正直、「古書」と「カフェ」とのミクスチャーという、柳の下のドジョウを狙うのも大概にしとけよ、と思ったのは、否定しません。
ウケたものを掛け合わせればそれでOKと思っているだとしたら、戦略的といえば戦略的なのかもしれないけれど、明らかに芸が無くて、編集者も作家もとんだ無能だぞ、とか、そういうことを考えずにはおれない設定です。

当然、私も書店で最初にこの作品を目にした時には、そのように考え、そのままスルーしようとしていました。
しかし、作者が里見蘭だということで、これまでに読んできた作品は悪くなかったなぁ、ということが思い出されたんですよね。
だから、文庫本でそこまで値が高いわけでも無いから、これも一応一読しておこうかな、と、そんなくらいの感じに考えて、購入してみたのです。
まぁ、そこから先、実際に読み始めるまでに、結構な時間がかかってしまってはいるのですが……
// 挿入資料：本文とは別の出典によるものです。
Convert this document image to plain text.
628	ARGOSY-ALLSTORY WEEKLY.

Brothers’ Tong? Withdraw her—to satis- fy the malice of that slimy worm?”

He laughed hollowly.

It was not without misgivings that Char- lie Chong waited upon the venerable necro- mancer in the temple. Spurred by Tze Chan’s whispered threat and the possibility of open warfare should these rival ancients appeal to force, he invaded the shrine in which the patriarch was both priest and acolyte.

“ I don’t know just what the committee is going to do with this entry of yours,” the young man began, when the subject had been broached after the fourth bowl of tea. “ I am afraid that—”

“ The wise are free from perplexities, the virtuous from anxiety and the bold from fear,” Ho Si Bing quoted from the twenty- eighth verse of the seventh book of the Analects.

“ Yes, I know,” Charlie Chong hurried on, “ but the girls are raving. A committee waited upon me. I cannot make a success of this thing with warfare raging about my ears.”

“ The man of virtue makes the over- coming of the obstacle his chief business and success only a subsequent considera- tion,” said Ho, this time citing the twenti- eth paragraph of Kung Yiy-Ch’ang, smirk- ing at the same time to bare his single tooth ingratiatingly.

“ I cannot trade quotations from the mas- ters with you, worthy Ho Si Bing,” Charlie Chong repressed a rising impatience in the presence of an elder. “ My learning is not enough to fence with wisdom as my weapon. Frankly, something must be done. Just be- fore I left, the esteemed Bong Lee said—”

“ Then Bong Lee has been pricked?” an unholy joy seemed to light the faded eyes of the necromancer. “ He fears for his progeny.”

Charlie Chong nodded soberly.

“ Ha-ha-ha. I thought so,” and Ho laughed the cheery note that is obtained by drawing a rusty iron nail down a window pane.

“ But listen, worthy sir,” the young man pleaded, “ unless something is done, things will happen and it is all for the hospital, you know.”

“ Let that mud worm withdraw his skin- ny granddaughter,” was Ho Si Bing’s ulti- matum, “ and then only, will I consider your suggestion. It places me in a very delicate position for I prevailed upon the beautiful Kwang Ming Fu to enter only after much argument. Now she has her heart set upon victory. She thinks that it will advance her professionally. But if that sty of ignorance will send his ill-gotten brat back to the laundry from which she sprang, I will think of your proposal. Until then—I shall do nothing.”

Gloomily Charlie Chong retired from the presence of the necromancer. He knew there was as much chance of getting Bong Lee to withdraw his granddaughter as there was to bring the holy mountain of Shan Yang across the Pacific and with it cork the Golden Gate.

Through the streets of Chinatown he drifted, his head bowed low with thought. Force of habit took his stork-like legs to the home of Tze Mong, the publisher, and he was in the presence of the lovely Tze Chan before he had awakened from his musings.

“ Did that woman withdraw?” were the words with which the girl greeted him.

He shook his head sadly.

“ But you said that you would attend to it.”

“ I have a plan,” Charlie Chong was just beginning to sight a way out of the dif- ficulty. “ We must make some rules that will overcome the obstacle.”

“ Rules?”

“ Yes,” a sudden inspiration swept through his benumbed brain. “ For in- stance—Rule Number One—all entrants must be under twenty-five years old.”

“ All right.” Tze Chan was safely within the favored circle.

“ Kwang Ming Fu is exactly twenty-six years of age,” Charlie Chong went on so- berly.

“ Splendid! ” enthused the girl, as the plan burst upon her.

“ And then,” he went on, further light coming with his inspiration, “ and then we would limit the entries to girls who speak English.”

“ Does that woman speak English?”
ともあれ、ついに読み終えた本作、結論から書きましょう。
類似作品との差別化ができているかといえば、そこは残念ながらイマイチですけれども、読み物としてはしっかりと面白かったです。
よくある定型に嵌め込んで「どうです、いい話でしょう?」と差し出されているような部分もありましたが、ベタなことはあながち悪いことではない、という私の普段からの主義主張からすれば、それも許容範囲内の程度という感じでしょう。
ロマンス要素もちょっと匂わせているのも、私の好みに合うところです。
出版サイドの狙いにまんまと嵌められてしまうようで、ちょっとばかり、不快にならないでもありませんけれど、楽しんで読ませてもらったから、まあいいか。

シリーズの第2巻も今年の3月に出ているので、それも引き続き読むつもりです。